Since placing fifth in the 2018 Olympics, Nathan Chen has dominated men’s figure skating, going undefeated in 10 consecutive individual competitions. Standing in Chen’s way is Hanyu Yuzuru, the two-time Olympic gold medallist and one of the greatest skaters of all-time, who has hinted that he will attempt a quadruple Axel – a jump that no skater has ever landed successfully in competition.
For skating fans, the tension and the drama is almost too much to bear.
Hanyu, the 27-year-old from Japan, is one of the most decorated figure skaters of all-time. Trying to summarize his accomplishments and world records would be like trying to dig the Ever Given free from the Suez Canal using a garden shovel. (Try Wikipedia).
Hanyu won gold in men’s singles at the 2014 Olympics in Sochi and the 2018 Olympics in PyeongChang. He is the first man to win back-to-back gold medals since American Dick Button in 1948 and 1952. No man has gone back-to-back-to-back since Sweden’s Gillis Grafström almost a century ago.
Hanyu skates with sublime artistry and grace. Skating blogger Jackie Wong once compared him to Michael Jackson on ice: “People see Hanyu for the first time and they become hysterical or they’re moved to tears.” Swiss figure skater Stephane Lambiel called him “the most complete athlete in figure skating, probably ever.”
After each performance, Hanyu’s legion of fans typically hurl Winnie the Pooh dolls and teddys onto the ice (this, unfortunately, will not happen at these spectator-limited games.)
Chen, the 22-year-old skater from Salt Lake City, is a beast. By 2018, when he was still just a teenager, he became the first (and only) figure skater to have five quadruple jumps in his arsenal – toe loop, Salchow, loop, flip, and Lutz. In the 2018 Olympics, he landed six quadruple jumps in a single program.
And get this – Chen is undefeated since the 2018 Olympics, winning 10 straight individual competitions.
As a skater, Chen combines supreme strength with an unwavering sense of confidence, (though his nerves occasionally betray him). Since his arrival, the sport has become more athletic and physically demanding. His teammate Jason Brown recently referred to him as a “once-in-a-generation athlete.”
Despite his impressive undefeated streak, the 2018 Winter Games cast a shadow over the story of Nathan Chen. Only 18 years old at the time, Chen collapsed under pressure in the men’s short program, falling several times and finishing in 17th place. However, he bounced back brilliantly in the men’s free skate, landing five quads and setting a new Olympic record.

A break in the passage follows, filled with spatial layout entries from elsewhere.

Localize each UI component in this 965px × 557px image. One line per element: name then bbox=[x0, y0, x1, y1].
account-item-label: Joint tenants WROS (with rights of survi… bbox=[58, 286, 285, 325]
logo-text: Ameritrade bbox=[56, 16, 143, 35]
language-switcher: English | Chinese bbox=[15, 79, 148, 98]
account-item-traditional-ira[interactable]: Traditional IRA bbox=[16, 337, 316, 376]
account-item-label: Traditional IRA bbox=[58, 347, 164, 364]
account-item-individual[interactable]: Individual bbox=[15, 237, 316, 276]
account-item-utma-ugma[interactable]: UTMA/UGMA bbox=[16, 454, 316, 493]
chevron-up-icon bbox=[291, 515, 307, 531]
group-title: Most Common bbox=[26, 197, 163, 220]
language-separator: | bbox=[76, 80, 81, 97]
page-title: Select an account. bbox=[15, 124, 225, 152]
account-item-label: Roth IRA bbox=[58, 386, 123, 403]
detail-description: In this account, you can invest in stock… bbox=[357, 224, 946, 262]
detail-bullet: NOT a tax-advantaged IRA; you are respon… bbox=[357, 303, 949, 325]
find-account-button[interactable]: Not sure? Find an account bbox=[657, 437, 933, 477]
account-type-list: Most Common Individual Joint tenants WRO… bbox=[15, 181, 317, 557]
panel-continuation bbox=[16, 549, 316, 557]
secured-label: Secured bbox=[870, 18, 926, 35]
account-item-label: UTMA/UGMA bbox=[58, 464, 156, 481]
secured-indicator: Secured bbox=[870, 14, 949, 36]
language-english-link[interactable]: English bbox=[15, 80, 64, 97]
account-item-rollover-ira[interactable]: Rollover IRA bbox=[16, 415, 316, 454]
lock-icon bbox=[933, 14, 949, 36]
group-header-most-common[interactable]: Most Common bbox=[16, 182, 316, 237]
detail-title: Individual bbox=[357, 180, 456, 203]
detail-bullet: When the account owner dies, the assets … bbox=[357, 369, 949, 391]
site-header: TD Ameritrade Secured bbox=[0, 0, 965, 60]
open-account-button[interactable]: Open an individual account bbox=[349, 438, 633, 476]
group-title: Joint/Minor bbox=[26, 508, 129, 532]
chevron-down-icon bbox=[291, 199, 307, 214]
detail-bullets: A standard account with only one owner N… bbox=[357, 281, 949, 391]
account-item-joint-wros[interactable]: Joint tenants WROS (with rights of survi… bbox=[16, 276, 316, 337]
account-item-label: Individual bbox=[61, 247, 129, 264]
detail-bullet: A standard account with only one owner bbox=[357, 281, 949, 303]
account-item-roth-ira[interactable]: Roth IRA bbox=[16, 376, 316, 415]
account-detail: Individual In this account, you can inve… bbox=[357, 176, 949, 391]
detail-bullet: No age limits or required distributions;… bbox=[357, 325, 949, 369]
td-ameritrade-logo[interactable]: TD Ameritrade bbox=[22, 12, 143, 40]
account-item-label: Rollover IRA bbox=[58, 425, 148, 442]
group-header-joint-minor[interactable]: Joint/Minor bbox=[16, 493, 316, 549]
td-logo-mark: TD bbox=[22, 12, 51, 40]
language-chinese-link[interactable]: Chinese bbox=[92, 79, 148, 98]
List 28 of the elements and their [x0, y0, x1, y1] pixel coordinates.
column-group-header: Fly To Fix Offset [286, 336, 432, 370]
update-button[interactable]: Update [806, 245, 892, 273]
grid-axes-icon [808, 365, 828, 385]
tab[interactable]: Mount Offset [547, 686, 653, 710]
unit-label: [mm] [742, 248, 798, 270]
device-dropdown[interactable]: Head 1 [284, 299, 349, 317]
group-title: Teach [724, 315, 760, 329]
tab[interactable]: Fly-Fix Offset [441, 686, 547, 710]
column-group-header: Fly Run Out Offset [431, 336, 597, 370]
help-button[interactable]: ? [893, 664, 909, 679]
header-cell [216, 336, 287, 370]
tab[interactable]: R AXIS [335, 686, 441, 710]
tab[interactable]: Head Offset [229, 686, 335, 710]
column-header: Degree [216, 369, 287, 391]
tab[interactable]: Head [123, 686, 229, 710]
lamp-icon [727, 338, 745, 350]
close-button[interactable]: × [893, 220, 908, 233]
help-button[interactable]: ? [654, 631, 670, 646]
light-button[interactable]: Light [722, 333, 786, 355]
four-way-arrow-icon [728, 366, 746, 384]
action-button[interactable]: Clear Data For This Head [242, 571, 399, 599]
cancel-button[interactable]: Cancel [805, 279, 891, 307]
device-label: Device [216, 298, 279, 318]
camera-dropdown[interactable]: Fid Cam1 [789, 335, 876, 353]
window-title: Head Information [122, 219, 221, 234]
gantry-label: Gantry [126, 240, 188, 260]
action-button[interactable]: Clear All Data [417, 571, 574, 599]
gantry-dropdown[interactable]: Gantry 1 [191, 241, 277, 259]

He’d eventually end in fifth place.
Hanyu, who had recently recovered from an ankle injury, put on an emotionally-charged performance to take home his second gold.
What can we expect in Beijing?
Though Chen may hold a slight advantage over Hanyu, the event feels wide open (don’t write off Japanese skater Shoma Uno either.)
And while fans have pushed for the idea of a rivalry, Chen disagrees.
“I wouldn’t say we have a rivalry,” he said. “[Hanyu] has always been the icon of figure skating. It’s great to have the opportunities to skate against him. He always pushes the sport forward.”
“It’s really rare to be able to see a skater maintain this level of excellence across multiple generations,” he told reporters last week, saying he was eager to see Hanyu in person.
Over the weekend, Chen took the top spot in the men’s short program, recording the second-highest short program score ever while skating in the team event.
Meanwhile, Hanyu, who is not competing in the team event, has remained behind-the-scenes. He arrived in Beijing just two days before he was scheduled to compete, sending Chinese skating fans into a social media frenzy.
Last week, in a video released by the Japan Skating Federation, Hanyu revealed to fans that he is planning to attempt a 4A – shorthand for the elusive, never-before-landed quadruple Axel.
The quadruple axel is a high-risk, low-reward jump, Chang-Ran Kim explains in Reuters. Worth just one point more than a quadruple lutz, a missed 4A would significantly reduce a skater’s score.
“If Hanyu wanted to win, conventional wisdom says, he would go quad-to-quad on the five other jumps against his closest rival, and compete on overall execution,” Kim writes.
However, Hanyu remains determined: “I want to get to that place where I can confidently feel that this is the complete, perfectly formed version of Yuzuru Hanyu. And part of that is the 4A.”